Is Art Worth Presenting?

The Mint Theater answers with a resounding “No”

By Mark Peikert
. . . . . . .
Photo by Richard Termine

The second annual 1st Irish Festival is starting to get to me. First there was the confusing slang of Spinning the Times. Then it was the thick accents of The Pride of Parnell Street. And now it’s the terrible Irish accents of the little-known comedy Is Life Worth Living?, dug up and dusted off by The Mint Theater.

At least, I think that’s an Irish accent Kevin Kilner is periodically attempting as actor Hector De La Mere. Truthfully, he doesn’t try very often, and when he does, it’s even odds whether or not he’ll sound more Russian than Irish. The effect is both unnerving and annoying. Director Jonathan Bank (who reveals a decided non-talent for the rhythms of comedy) couldn’t coax out a more consistent accent? We’re in New York City, after all—surely actors with a facility for dialects can’t be that difficult to find?

And yet they seem to be, judging from the cast. A plodding comedy about a group of actors who come to a sleepy Irish village with a repertory company brimming with the gloom and doom of Chekhov and Ibsen, Is Life Worth Living? boasts more than its share of bum accents. And as Hector’s wife Constance Constantia, Jordan Baker doesn’t even try to evoke Ireland, coming across instead as a hammier Katharine Hepburn.
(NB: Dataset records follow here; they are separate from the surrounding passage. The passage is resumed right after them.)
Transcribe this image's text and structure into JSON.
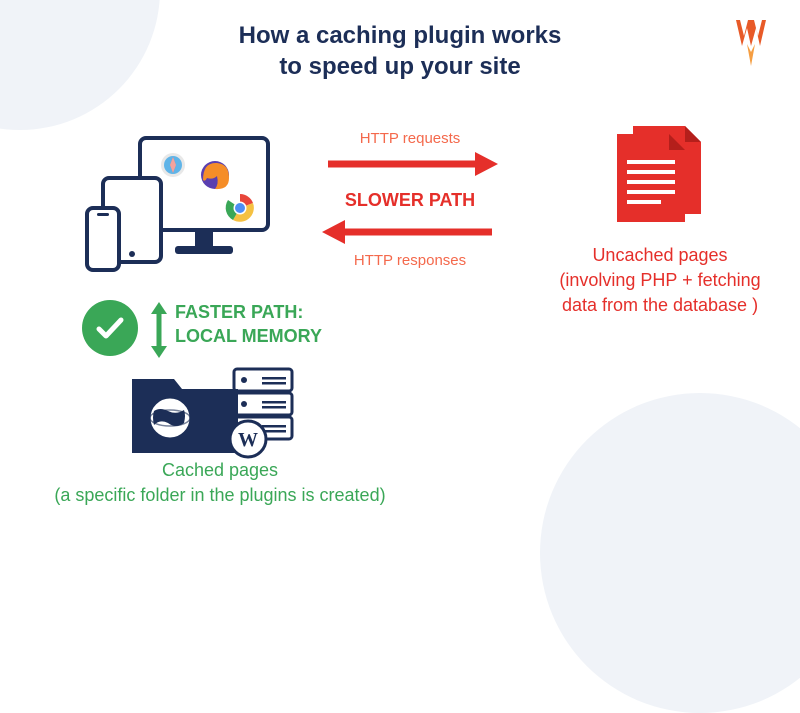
{
  "title_line1": "How a caching plugin works",
  "title_line2": "to speed up your site",
  "http_requests_label": "HTTP requests",
  "slower_path_label": "SLOWER PATH",
  "http_responses_label": "HTTP responses",
  "uncached_line1": "Uncached pages",
  "uncached_line2": "(involving PHP + fetching",
  "uncached_line3": "data from the database )",
  "faster_path_line1": "FASTER PATH:",
  "faster_path_line2": "LOCAL MEMORY",
  "cached_line1": "Cached pages",
  "cached_line2": "(a specific folder in the plugins is created)",
  "colors": {
    "navy": "#1c2e57",
    "red": "#e52f2a",
    "salmon": "#f4694c",
    "green": "#3aa757"
  }
}
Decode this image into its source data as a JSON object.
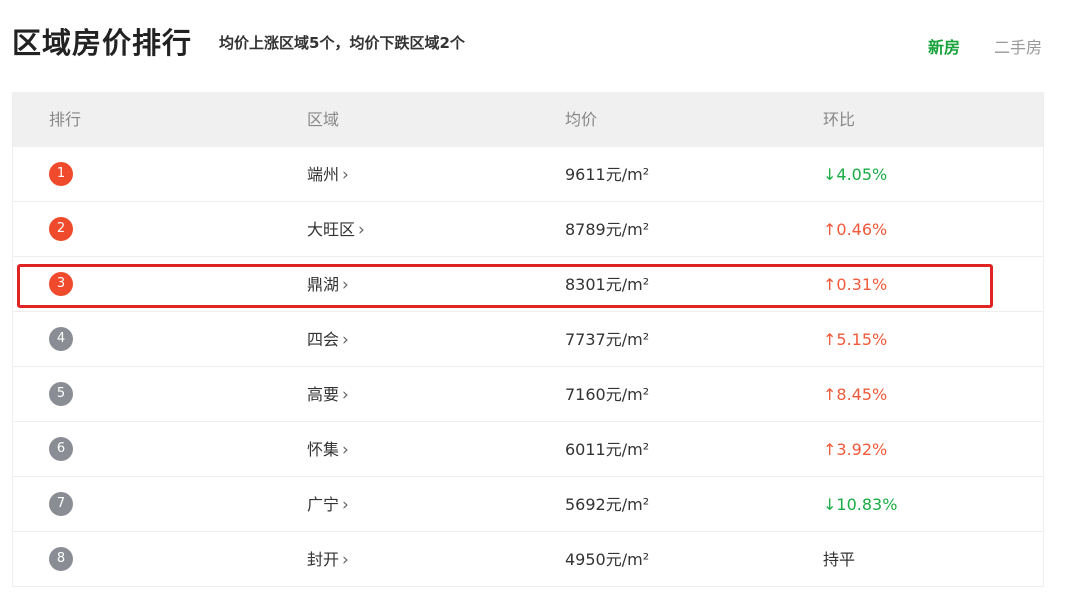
{
  "header": {
    "title": "区域房价排行",
    "summary": "均价上涨区域5个，均价下跌区域2个",
    "tabs": [
      {
        "label": "新房",
        "active": true
      },
      {
        "label": "二手房",
        "active": false
      }
    ]
  },
  "table": {
    "columns": [
      "排行",
      "区域",
      "均价",
      "环比"
    ],
    "rows": [
      {
        "rank": "1",
        "area": "端州",
        "price": "9611元/m²",
        "change": "↓4.05%",
        "trend": "down",
        "highlighted": false
      },
      {
        "rank": "2",
        "area": "大旺区",
        "price": "8789元/m²",
        "change": "↑0.46%",
        "trend": "up",
        "highlighted": false
      },
      {
        "rank": "3",
        "area": "鼎湖",
        "price": "8301元/m²",
        "change": "↑0.31%",
        "trend": "up",
        "highlighted": true
      },
      {
        "rank": "4",
        "area": "四会",
        "price": "7737元/m²",
        "change": "↑5.15%",
        "trend": "up",
        "highlighted": false
      },
      {
        "rank": "5",
        "area": "高要",
        "price": "7160元/m²",
        "change": "↑8.45%",
        "trend": "up",
        "highlighted": false
      },
      {
        "rank": "6",
        "area": "怀集",
        "price": "6011元/m²",
        "change": "↑3.92%",
        "trend": "up",
        "highlighted": false
      },
      {
        "rank": "7",
        "area": "广宁",
        "price": "5692元/m²",
        "change": "↓10.83%",
        "trend": "down",
        "highlighted": false
      },
      {
        "rank": "8",
        "area": "封开",
        "price": "4950元/m²",
        "change": "持平",
        "trend": "flat",
        "highlighted": false
      }
    ]
  },
  "colors": {
    "accent_green": "#18a33b",
    "up_red": "#f05a3a",
    "down_green": "#1aac44",
    "top_badge": "#ef4a2b",
    "normal_badge": "#8a8e94",
    "highlight_border": "#e02424"
  },
  "icons": {
    "area_link_chevron": "chevron-right-icon"
  }
}
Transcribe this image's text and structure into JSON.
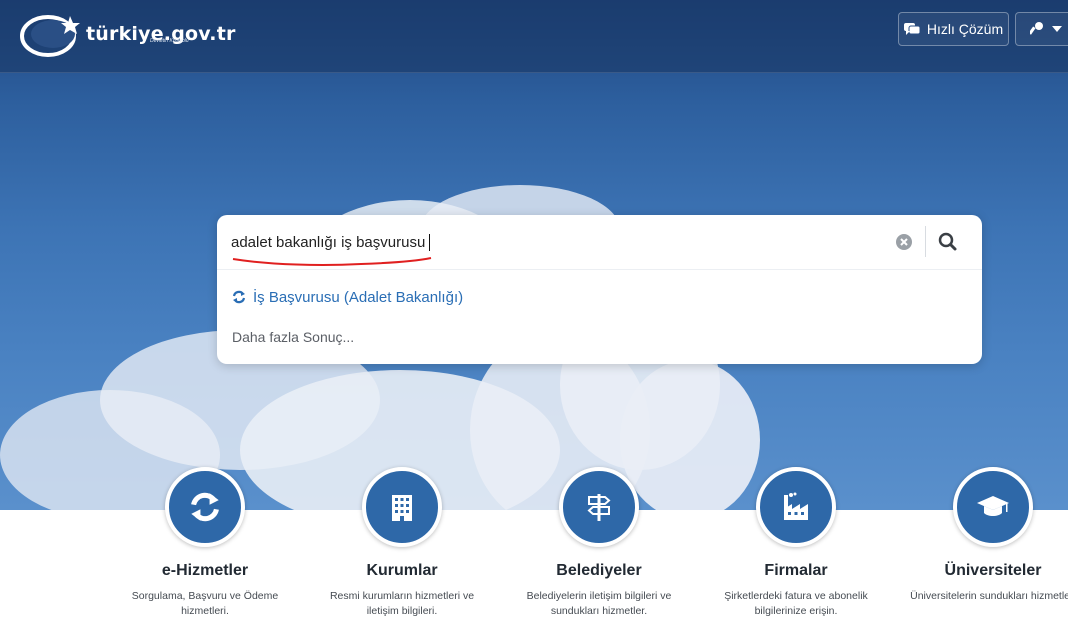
{
  "header": {
    "logo_text": "türkiye.gov.tr",
    "logo_subtext": "Devletin Kısayolu",
    "quick_solution_label": "Hızlı Çözüm",
    "login_icon": "key-icon"
  },
  "search": {
    "value": "adalet bakanlığı iş başvurusu",
    "clear_icon": "clear-icon",
    "search_icon": "search-icon",
    "suggestions": [
      {
        "label": "İş Başvurusu (Adalet Bakanlığı)",
        "icon": "refresh-icon"
      }
    ],
    "more_results_label": "Daha fazla Sonuç..."
  },
  "categories": [
    {
      "title": "e-Hizmetler",
      "description": "Sorgulama, Başvuru ve Ödeme hizmetleri.",
      "icon": "refresh-icon"
    },
    {
      "title": "Kurumlar",
      "description": "Resmi kurumların hizmetleri ve iletişim bilgileri.",
      "icon": "building-icon"
    },
    {
      "title": "Belediyeler",
      "description": "Belediyelerin iletişim bilgileri ve sundukları hizmetler.",
      "icon": "signpost-icon"
    },
    {
      "title": "Firmalar",
      "description": "Şirketlerdeki fatura ve abonelik bilgilerinize erişin.",
      "icon": "factory-icon"
    },
    {
      "title": "Üniversiteler",
      "description": "Üniversitelerin sundukları hizmetler.",
      "icon": "graduation-cap-icon"
    }
  ],
  "colors": {
    "brand_blue": "#2e68a8",
    "link_blue": "#2a6eb5",
    "annotation_red": "#e02020"
  }
}
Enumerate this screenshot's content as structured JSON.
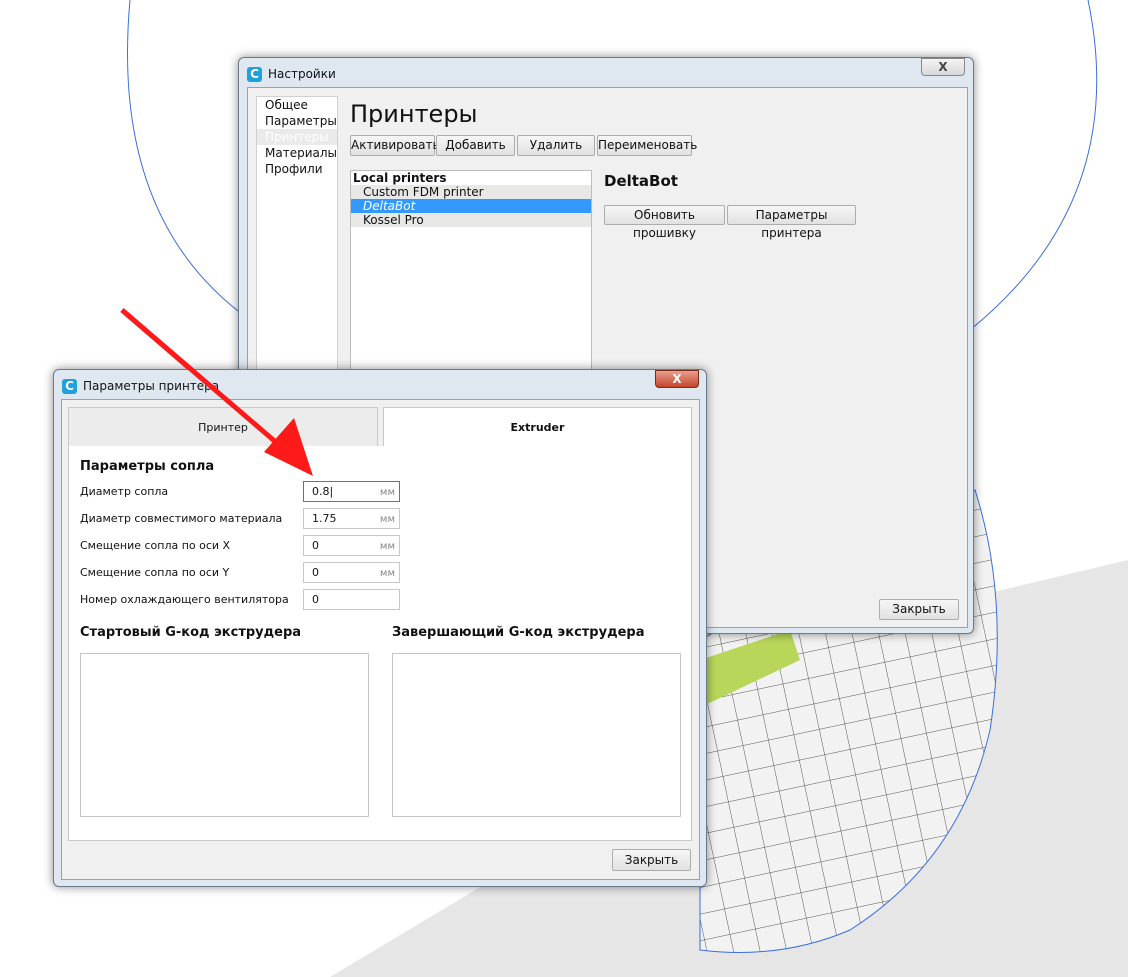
{
  "settings": {
    "title": "Настройки",
    "close_x": "X",
    "sidebar": [
      "Общее",
      "Параметры",
      "Принтеры",
      "Материалы",
      "Профили"
    ],
    "heading": "Принтеры",
    "buttons": [
      "Активировать",
      "Добавить",
      "Удалить",
      "Переименовать"
    ],
    "list_header": "Local printers",
    "printers": [
      "Custom FDM printer",
      "DeltaBot",
      "Kossel Pro"
    ],
    "selected_name": "DeltaBot",
    "actions": [
      "Обновить прошивку",
      "Параметры принтера"
    ],
    "close": "Закрыть"
  },
  "dialog": {
    "title": "Параметры принтера",
    "close_x": "X",
    "tabs": [
      "Принтер",
      "Extruder"
    ],
    "section": "Параметры сопла",
    "fields": [
      {
        "label": "Диаметр сопла",
        "value": "0.8",
        "unit": "мм"
      },
      {
        "label": "Диаметр совместимого материала",
        "value": "1.75",
        "unit": "мм"
      },
      {
        "label": "Смещение сопла по оси X",
        "value": "0",
        "unit": "мм"
      },
      {
        "label": "Смещение сопла по оси Y",
        "value": "0",
        "unit": "мм"
      },
      {
        "label": "Номер охлаждающего вентилятора",
        "value": "0",
        "unit": ""
      }
    ],
    "start_gcode": "Стартовый G-код экструдера",
    "end_gcode": "Завершающий G-код экструдера",
    "close": "Закрыть"
  },
  "colors": {
    "selection": "#3399ff",
    "arrow": "#ff1a1a",
    "icon": "#1ea1dd"
  }
}
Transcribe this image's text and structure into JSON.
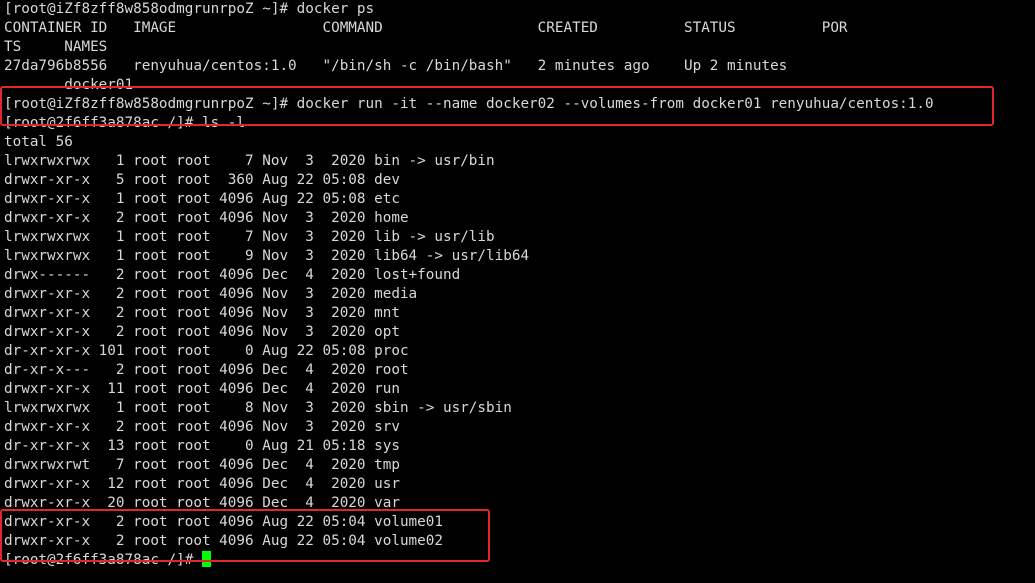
{
  "terminal": {
    "lines": [
      "[root@iZf8zff8w858odmgrunrpoZ ~]# docker ps",
      "CONTAINER ID   IMAGE                 COMMAND                  CREATED          STATUS          POR",
      "TS     NAMES",
      "27da796b8556   renyuhua/centos:1.0   \"/bin/sh -c /bin/bash\"   2 minutes ago    Up 2 minutes",
      "       docker01",
      "[root@iZf8zff8w858odmgrunrpoZ ~]# docker run -it --name docker02 --volumes-from docker01 renyuhua/centos:1.0",
      "[root@2f6ff3a878ac /]# ls -l",
      "total 56",
      "lrwxrwxrwx   1 root root    7 Nov  3  2020 bin -> usr/bin",
      "drwxr-xr-x   5 root root  360 Aug 22 05:08 dev",
      "drwxr-xr-x   1 root root 4096 Aug 22 05:08 etc",
      "drwxr-xr-x   2 root root 4096 Nov  3  2020 home",
      "lrwxrwxrwx   1 root root    7 Nov  3  2020 lib -> usr/lib",
      "lrwxrwxrwx   1 root root    9 Nov  3  2020 lib64 -> usr/lib64",
      "drwx------   2 root root 4096 Dec  4  2020 lost+found",
      "drwxr-xr-x   2 root root 4096 Nov  3  2020 media",
      "drwxr-xr-x   2 root root 4096 Nov  3  2020 mnt",
      "drwxr-xr-x   2 root root 4096 Nov  3  2020 opt",
      "dr-xr-xr-x 101 root root    0 Aug 22 05:08 proc",
      "dr-xr-x---   2 root root 4096 Dec  4  2020 root",
      "drwxr-xr-x  11 root root 4096 Dec  4  2020 run",
      "lrwxrwxrwx   1 root root    8 Nov  3  2020 sbin -> usr/sbin",
      "drwxr-xr-x   2 root root 4096 Nov  3  2020 srv",
      "dr-xr-xr-x  13 root root    0 Aug 21 05:18 sys",
      "drwxrwxrwt   7 root root 4096 Dec  4  2020 tmp",
      "drwxr-xr-x  12 root root 4096 Dec  4  2020 usr",
      "drwxr-xr-x  20 root root 4096 Dec  4  2020 var",
      "drwxr-xr-x   2 root root 4096 Aug 22 05:04 volume01",
      "drwxr-xr-x   2 root root 4096 Aug 22 05:04 volume02"
    ],
    "prompt": "[root@2f6ff3a878ac /]# "
  },
  "colors": {
    "background": "#000000",
    "text": "#d8d8d8",
    "cursor": "#00ff00",
    "highlight_box": "#e0282a"
  }
}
The plot itself is maddening: The villagers, content to keep their misery and unhappiness to themselves, are loosened up by all that Sturm und Drang they witness from Hector and Constance on stage every night and start revealing their miserable inner lives. Innkeepers John (Paul O’Brien) and Annie (Baibre Dowling) are the only ones who remain exempt—in Annie’s case, because she has no inner life. And like some complacent movie from the Golden Age of Hollywood, playwright Lennox Robinson contrives to convince us that there’s no place for art that causes small town audiences to question their lives.

What’s worse is that we’re supposed to laugh at everyone who gets carried away by A Doll’s House or Dance of Death. Annie, smug and vain, chips away at the effect these plays have on her neighbors with gentle mockery, safely ensconced in her pastel sitting room (the set design from Susan Zeeman Rogers is less period perfect and more Laura Ashley). By making us laugh, she implicates us in her pettiness and narrow-mindedness. Dowling does nothing to make Annie palatable, tossing out ambiguous comments about the plays and actors with an indestructible smile. And who can blame her, when her son (Graham Outerbridge) contemplates suicide after being rejected by pretty visitor Christine (Leah Curney, also struggling with her accent) and her dotty sister-in-law (Margaret Daly) has unearthed a long forgotten romance and polished it up into a full-out jilting?

But there’s something infuriating about a play that so smugly congratulates its audiences on being worldlier than these sheltered villagers. At a time now when Broadway producers—a far cry from a traveling Irish repertory company—choose to fills theaters with revivals of plays and musicals embraced by high schools across the country (Blithe Spirit, All My Sons, Bye Bye Birdie), what Hector and Constance are doing seems almost painfully quixotic. Bringing culture to the masses? God forbid!

Is Life Worth Living? through Oct 11, at The Mint Theater, 311 W. 43rd St. (betw. 8th & 9th Aves.), 212-315-0231, $35.